What happens if we’re all bluffing, living half a life, churning out an existence which bows to the demands of politics and business?

Philip Larkin said “the eyes clear with age”. He was right. As a consequence, we begin to shut out the noise, no longer chase the pointless – steer clear of bogus thrills.

Table tennis remedies some of the hurt, acts as a part-time panacea, transports the mind to a better place. In its rhythm is joy, health, a beautiful nothingness, a disappearing act.

People play the game with wit accompanying them, the occasional growl and the odd bit of controversy. A night is rarely complete or perfect – just riddled with more good than bad if driving home with a smile.

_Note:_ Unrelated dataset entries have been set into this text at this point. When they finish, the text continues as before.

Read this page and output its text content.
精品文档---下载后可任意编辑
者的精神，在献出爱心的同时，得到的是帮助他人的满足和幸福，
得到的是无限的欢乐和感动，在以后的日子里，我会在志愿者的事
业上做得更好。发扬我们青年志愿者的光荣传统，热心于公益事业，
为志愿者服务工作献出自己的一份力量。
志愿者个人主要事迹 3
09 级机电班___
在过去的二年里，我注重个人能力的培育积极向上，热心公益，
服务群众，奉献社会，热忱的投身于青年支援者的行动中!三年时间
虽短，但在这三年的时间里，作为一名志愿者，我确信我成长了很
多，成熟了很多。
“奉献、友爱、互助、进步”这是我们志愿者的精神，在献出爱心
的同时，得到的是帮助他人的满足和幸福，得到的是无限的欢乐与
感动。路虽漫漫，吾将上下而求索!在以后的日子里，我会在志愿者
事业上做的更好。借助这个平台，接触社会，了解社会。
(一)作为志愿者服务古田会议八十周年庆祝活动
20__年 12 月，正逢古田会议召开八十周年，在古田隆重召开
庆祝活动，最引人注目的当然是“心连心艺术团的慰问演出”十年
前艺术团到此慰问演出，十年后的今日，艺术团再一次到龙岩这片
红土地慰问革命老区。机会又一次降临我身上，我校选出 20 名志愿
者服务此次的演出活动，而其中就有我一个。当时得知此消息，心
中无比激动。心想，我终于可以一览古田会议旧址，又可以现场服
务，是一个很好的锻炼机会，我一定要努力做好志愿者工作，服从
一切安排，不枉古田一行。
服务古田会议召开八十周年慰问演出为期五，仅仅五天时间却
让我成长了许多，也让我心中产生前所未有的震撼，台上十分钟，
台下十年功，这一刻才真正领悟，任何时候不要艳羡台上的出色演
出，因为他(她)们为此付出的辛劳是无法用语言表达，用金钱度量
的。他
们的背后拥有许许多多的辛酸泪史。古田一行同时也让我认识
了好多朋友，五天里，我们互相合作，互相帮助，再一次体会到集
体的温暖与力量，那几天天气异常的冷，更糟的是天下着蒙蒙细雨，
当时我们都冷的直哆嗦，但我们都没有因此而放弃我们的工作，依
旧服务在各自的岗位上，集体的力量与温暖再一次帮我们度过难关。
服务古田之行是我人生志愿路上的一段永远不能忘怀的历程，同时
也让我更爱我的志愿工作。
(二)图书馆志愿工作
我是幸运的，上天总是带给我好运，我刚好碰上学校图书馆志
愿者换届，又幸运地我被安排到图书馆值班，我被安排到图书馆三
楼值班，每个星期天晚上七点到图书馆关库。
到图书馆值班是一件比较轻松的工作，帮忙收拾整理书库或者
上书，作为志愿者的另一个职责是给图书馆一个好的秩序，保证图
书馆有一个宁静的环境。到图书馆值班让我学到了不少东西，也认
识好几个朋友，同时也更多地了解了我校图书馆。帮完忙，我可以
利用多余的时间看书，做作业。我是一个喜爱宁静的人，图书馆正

It is ‘controversy’ which fascinates me the most.

Sport can be a truly dazzling thing capable of mending relations as in the case of the Sino-American thaw in 1971; Cold War tensions eased by the friendship between table tennis players, Zhuang Zedong and Glenn Cowan.

It can also muddy itself, exampled in 1969 by the Marylebone Cricket Club’s refusal to allow the mixed-race player, Basil D’Oliveira play for England against South Africa thus indirectly condoning the apartheid regime.

Boxing, of course, is not without its demons – unbeaten US fighter, Joe Louis (24-0) defeated by Germany’s Max Schmeling in 1936; Schmeling lauded by the Nazi Party as a symbol of Aryan supremacy.

American writer, Langston Hughes echoed part of his nation’s mood at the time: “I walked down Seventh Avenue and saw grown men weeping like children, and women sitting on the curbs with their head in their hands. All across the country that night when the news came out that Joe was knocked out, people cried.”

Such magnitude and meaning I have yet to witness in the table tennis halls of Bolton, however it prompts bigger questions over politics and rights within sport. On the outside, sport has embraced physical disabilities and differences. At a local level I regularly play against Asians, whites, blacks, people with Alzheimer’s, Parkinson’s and autism. It is the norm – nothing unusual, nothing new, something that arouses only bigots.

But start talking politics, start getting inside a person, and it often ends in a rumble. Some people confuse reasoned arguments (or dialectics) with feuds. Some are hard-wired not to listen at all – see between the black and the white, or the numerous religious scriptures.

Little known is that Schmeling actually had a Jewish American manager (Joe Jacobs) but was trapped by the ideology of the day. Muhammad Ali, not all hero, was so consumed by the Nation of Islam that he chose not to mourn the assassination of the reformed Malcolm X in 1965. Two years later, a maturer Ali refused to be drafted for the Vietnam War, laudably costing him his freedom.

This week’s column was meant to be about a leftwing table tennis player who I happened to meet earlier this year. I then realised – and he concurred – that by printing his name and espousing his thoughts it might compromise his position of employment.

The default 21st century political position is not yet common sense and kindliness it would appear, but something still aligned to the interests of the day – a never-ending track to nowhere.

Perhaps one day change will come after the remaining dogs are driven out. Perhaps.